La police nationale démantèle un réseau qui a capturé les femmes migrantes forcées de se prostituer à Majorque
Palma 12 février (Europa Press) –
La police nationale a arrêté six personnes d'origine argentine, colombienne et marocaine, dont trois ont déjà été envoyées en prison par ordonnance du tribunal, et a démantelé un réseau qui a capturé des femmes migrantes avec de fausses offres d'emploi et qui ont ensuite été forcés de prostituer à Manacor (Majorque).
Comme indiqué par le siège supérieur des îles Baléares dans un communiqué, les arrestations ont eu lieu vendredi dernier et sont accusées de crimes de trafic d'êtres humains, contre des citoyens étrangers, liés à la prostitution, contre la santé publique et le blanchiment d'argent.
L'enquête a commencé il y a quelques mois, date à laquelle une personne s'est rendue dans des unités de police pour dénoncer qu'il était exploité du travail.
La victime aurait été capturée dans leur pays d'origine par le premier couple de l'organisation désormais démantelée, avec la promesse d'un emploi bien payé en tant que cuisinier à Majorque.
La victime a accepté et contracté une dette avec eux, car il a été payé pour les billets de vol pour atteindre l'île. À son arrivée, cependant, les travaux n'existaient pas et ont été contraints de travailler dans divers métiers et sous les menaces, en jours de 17 heures par jour, sans repos et sans recevoir de rémunération, il est donc venu à demander de manger.
Prostitution à Manacor
Avec ces informations, une enquête a commencé qui a mené une place à Manacor où la prostitution a été exercée. Les agents ont découvert que l'étude avait tenté de capturer deux femmes dans un pays sud-américain.
Les agents ont effectué une inspection dans les affaires de l'enquête et ont contacté une douzaine de femmes qui vivaient et travaillaient dans les locaux.
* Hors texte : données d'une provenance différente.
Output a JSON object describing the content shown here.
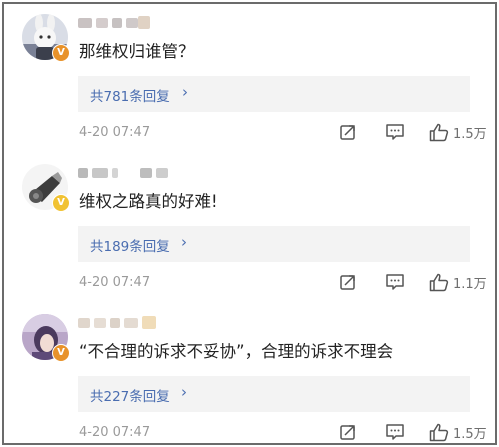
{
  "comments": [
    {
      "text": "那维权归谁管？",
      "replies_label": "共781条回复",
      "chevron": "›",
      "timestamp": "4-20 07:47",
      "likes": "1.5万",
      "badge": "V",
      "badge_color": "#e8922a",
      "avatar_icon": "cartoon-bunny-avatar"
    },
    {
      "text": "维权之路真的好难!",
      "replies_label": "共189条回复",
      "chevron": "›",
      "timestamp": "4-20 07:47",
      "likes": "1.1万",
      "badge": "V",
      "badge_color": "#f1c232",
      "avatar_icon": "whistle-avatar"
    },
    {
      "text": "“不合理的诉求不妥协”，合理的诉求不理会",
      "replies_label": "共227条回复",
      "chevron": "›",
      "timestamp": "4-20 07:47",
      "likes": "1.5万",
      "badge": "V",
      "badge_color": "#e8922a",
      "avatar_icon": "anime-character-avatar"
    }
  ],
  "colors": {
    "reply_link": "#4a6db0",
    "reply_background": "#f3f3f3",
    "timestamp": "#9a9a9a",
    "comment_text": "#222222"
  }
}
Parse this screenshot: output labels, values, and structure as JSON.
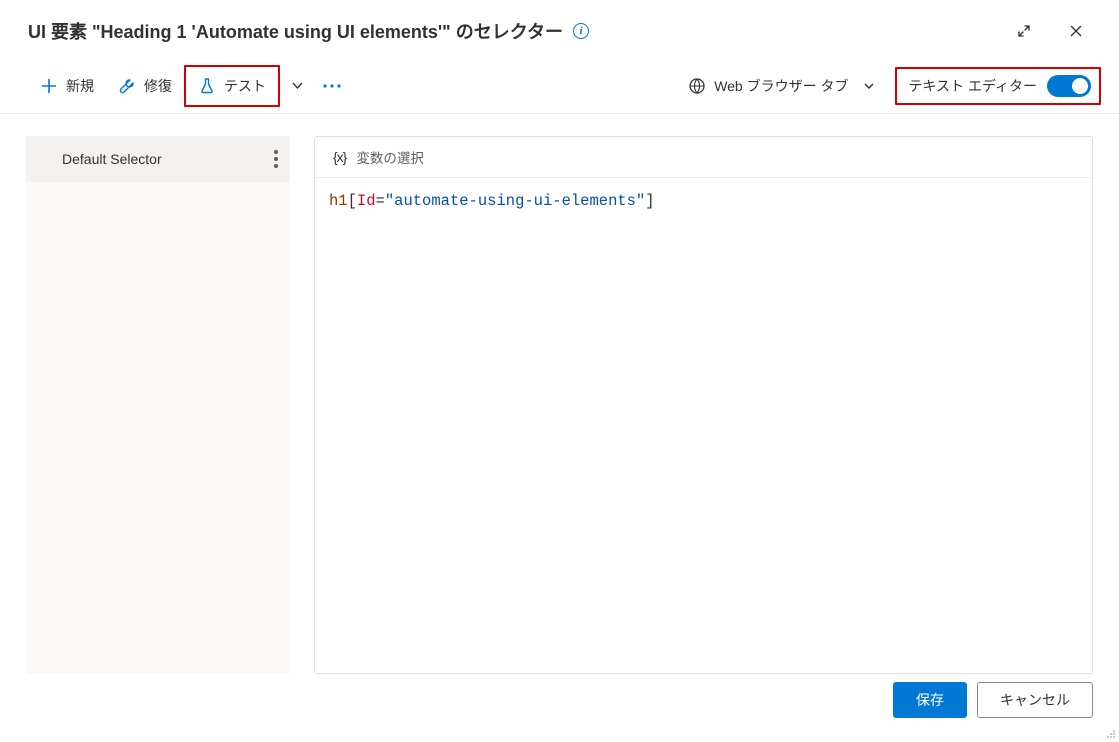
{
  "header": {
    "title": "UI 要素 \"Heading 1 'Automate using UI elements'\" のセレクター"
  },
  "toolbar": {
    "new_label": "新規",
    "repair_label": "修復",
    "test_label": "テスト",
    "browser_tab_label": "Web ブラウザー タブ",
    "text_editor_label": "テキスト エディター"
  },
  "sidebar": {
    "items": [
      {
        "label": "Default Selector"
      }
    ]
  },
  "editor": {
    "variable_select_label": "変数の選択",
    "code": {
      "tag": "h1",
      "open_bracket": "[",
      "attr": "Id",
      "eq": "=",
      "value": "\"automate-using-ui-elements\"",
      "close_bracket": "]"
    }
  },
  "footer": {
    "save_label": "保存",
    "cancel_label": "キャンセル"
  }
}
Selon son histoire, ils avaient voyagé en Espagne avec de fausses promesses de travail ou poussé à des besoins économiques.
Selon la police, les personnes enquêtées se sont retrouvées avec un pourcentage des bénéfices des femmes qui pourraient atteindre 40%. Ils les ont également facturés pour que le loyer réside dans les chambres où ils travaillaient.
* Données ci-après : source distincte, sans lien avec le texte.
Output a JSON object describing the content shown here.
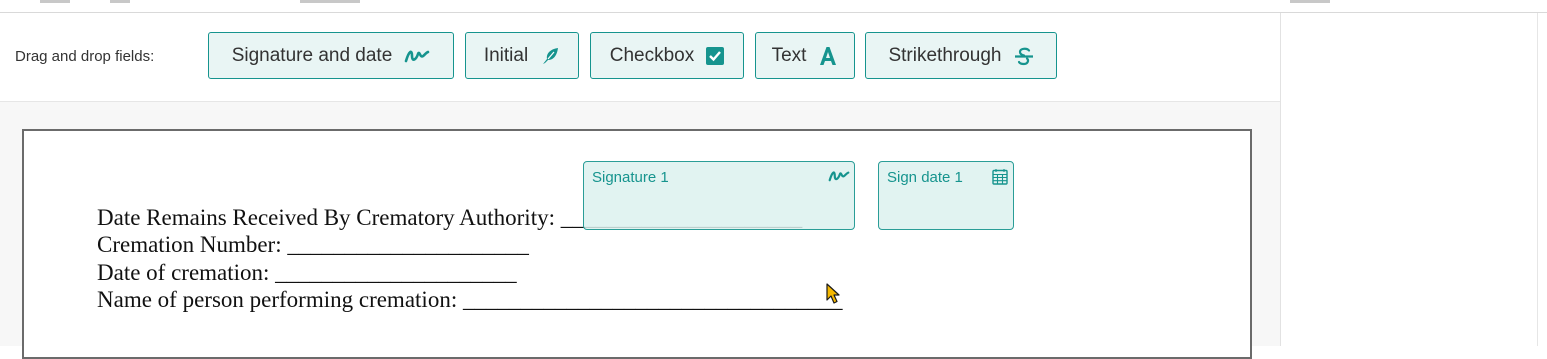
{
  "toolbar": {
    "label": "Drag and drop fields:",
    "fields": [
      {
        "label": "Signature and date",
        "icon": "signature-icon"
      },
      {
        "label": "Initial",
        "icon": "feather-icon"
      },
      {
        "label": "Checkbox",
        "icon": "checkbox-icon"
      },
      {
        "label": "Text",
        "icon": "text-a-icon"
      },
      {
        "label": "Strikethrough",
        "icon": "strikethrough-icon"
      }
    ]
  },
  "document": {
    "lines": [
      "Date Remains Received By Crematory Authority: _____________________",
      "Cremation Number: _____________________",
      "Date of cremation: _____________________",
      "Name of person performing cremation: _________________________________"
    ]
  },
  "placed_fields": {
    "signature": {
      "label": "Signature 1",
      "icon": "signature-icon"
    },
    "sign_date": {
      "label": "Sign date 1",
      "icon": "calendar-icon"
    }
  },
  "colors": {
    "accent": "#16948e",
    "field_bg": "#e9f5f4",
    "cursor": "#f5b800"
  }
}
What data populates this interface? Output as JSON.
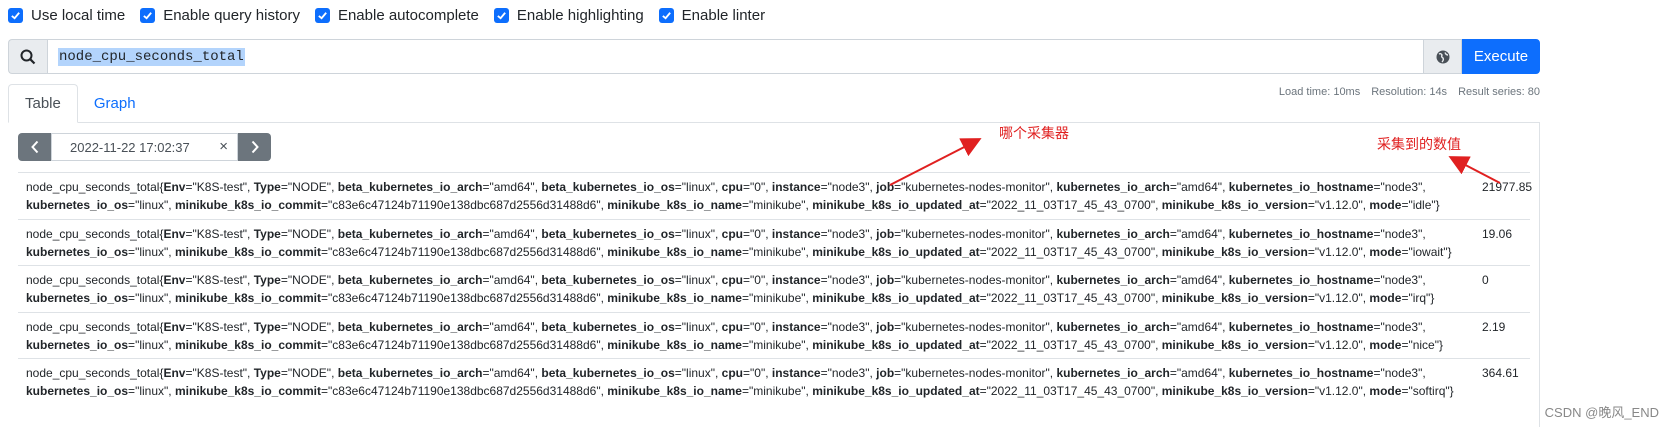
{
  "options": [
    {
      "label": "Use local time",
      "checked": true
    },
    {
      "label": "Enable query history",
      "checked": true
    },
    {
      "label": "Enable autocomplete",
      "checked": true
    },
    {
      "label": "Enable highlighting",
      "checked": true
    },
    {
      "label": "Enable linter",
      "checked": true
    }
  ],
  "search": {
    "query": "node_cpu_seconds_total",
    "execute_label": "Execute"
  },
  "tabs": [
    {
      "label": "Table",
      "active": true
    },
    {
      "label": "Graph",
      "active": false
    }
  ],
  "stats": {
    "load_time": "Load time: 10ms",
    "resolution": "Resolution: 14s",
    "result_series": "Result series: 80"
  },
  "time_nav": {
    "datetime": "2022-11-22 17:02:37",
    "clear": "×"
  },
  "series_common": {
    "metric": "node_cpu_seconds_total",
    "labels_line1": [
      {
        "k": "Env",
        "v": "\"K8S-test\""
      },
      {
        "k": "Type",
        "v": "\"NODE\""
      },
      {
        "k": "beta_kubernetes_io_arch",
        "v": "\"amd64\""
      },
      {
        "k": "beta_kubernetes_io_os",
        "v": "\"linux\""
      },
      {
        "k": "cpu",
        "v": "\"0\""
      },
      {
        "k": "instance",
        "v": "\"node3\""
      },
      {
        "k": "job",
        "v": "\"kubernetes-nodes-monitor\""
      },
      {
        "k": "kubernetes_io_arch",
        "v": "\"amd64\""
      },
      {
        "k": "kubernetes_io_hostname",
        "v": "\"node3\""
      }
    ],
    "labels_line2": [
      {
        "k": "kubernetes_io_os",
        "v": "\"linux\""
      },
      {
        "k": "minikube_k8s_io_commit",
        "v": "\"c83e6c47124b71190e138dbc687d2556d31488d6\""
      },
      {
        "k": "minikube_k8s_io_name",
        "v": "\"minikube\""
      },
      {
        "k": "minikube_k8s_io_updated_at",
        "v": "\"2022_11_03T17_45_43_0700\""
      },
      {
        "k": "minikube_k8s_io_version",
        "v": "\"v1.12.0\""
      }
    ]
  },
  "rows": [
    {
      "mode": "\"idle\"",
      "value": "21977.85"
    },
    {
      "mode": "\"iowait\"",
      "value": "19.06"
    },
    {
      "mode": "\"irq\"",
      "value": "0"
    },
    {
      "mode": "\"nice\"",
      "value": "2.19"
    },
    {
      "mode": "\"softirq\"",
      "value": "364.61"
    }
  ],
  "annotations": {
    "collector": "哪个采集器",
    "value": "采集到的数值",
    "color": "#e02020"
  },
  "watermark": "CSDN @晚风_END",
  "colors": {
    "primary": "#0d6efd",
    "secondary": "#6c757d"
  }
}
En plus de cela, les agents ont vérifié que plusieurs femmes ont été contraints de se prostituer sous la menace de sanctions économiques ou l'expulsion des locaux.
Intervention d'un fusil de chasse à la coupe
Au cours des enquêtes qui ont été menées, les agents sont intervenus un fusil de chasse à canon coupé, appartenant au chef de l'organisation criminelle et qui aurait utilisé à des fins intimidantes.
L'enquête, qui a duré dix mois, a culminé avec la phase opérationnelle qui a eu lieu vendredi dernier avec l'arrestation de six personnes qui ont intégré l'organisation, certaines avec des archives de la police.
Les agents ont réalisé un record dans les locaux et vérifié la situation de malsain et d'insécurité dans laquelle les femmes étaient. De plus, plusieurs doses de cocaïne, de marijuana et d'annotations liées à la comptabilité utilisée par l'organisation ont été intervenues.
Les locaux ont été fermés de manière précaution et les détenus ont été traduits en justice lundi dernier. Pour trois d'entre eux, l'admission a été décrétée en prison.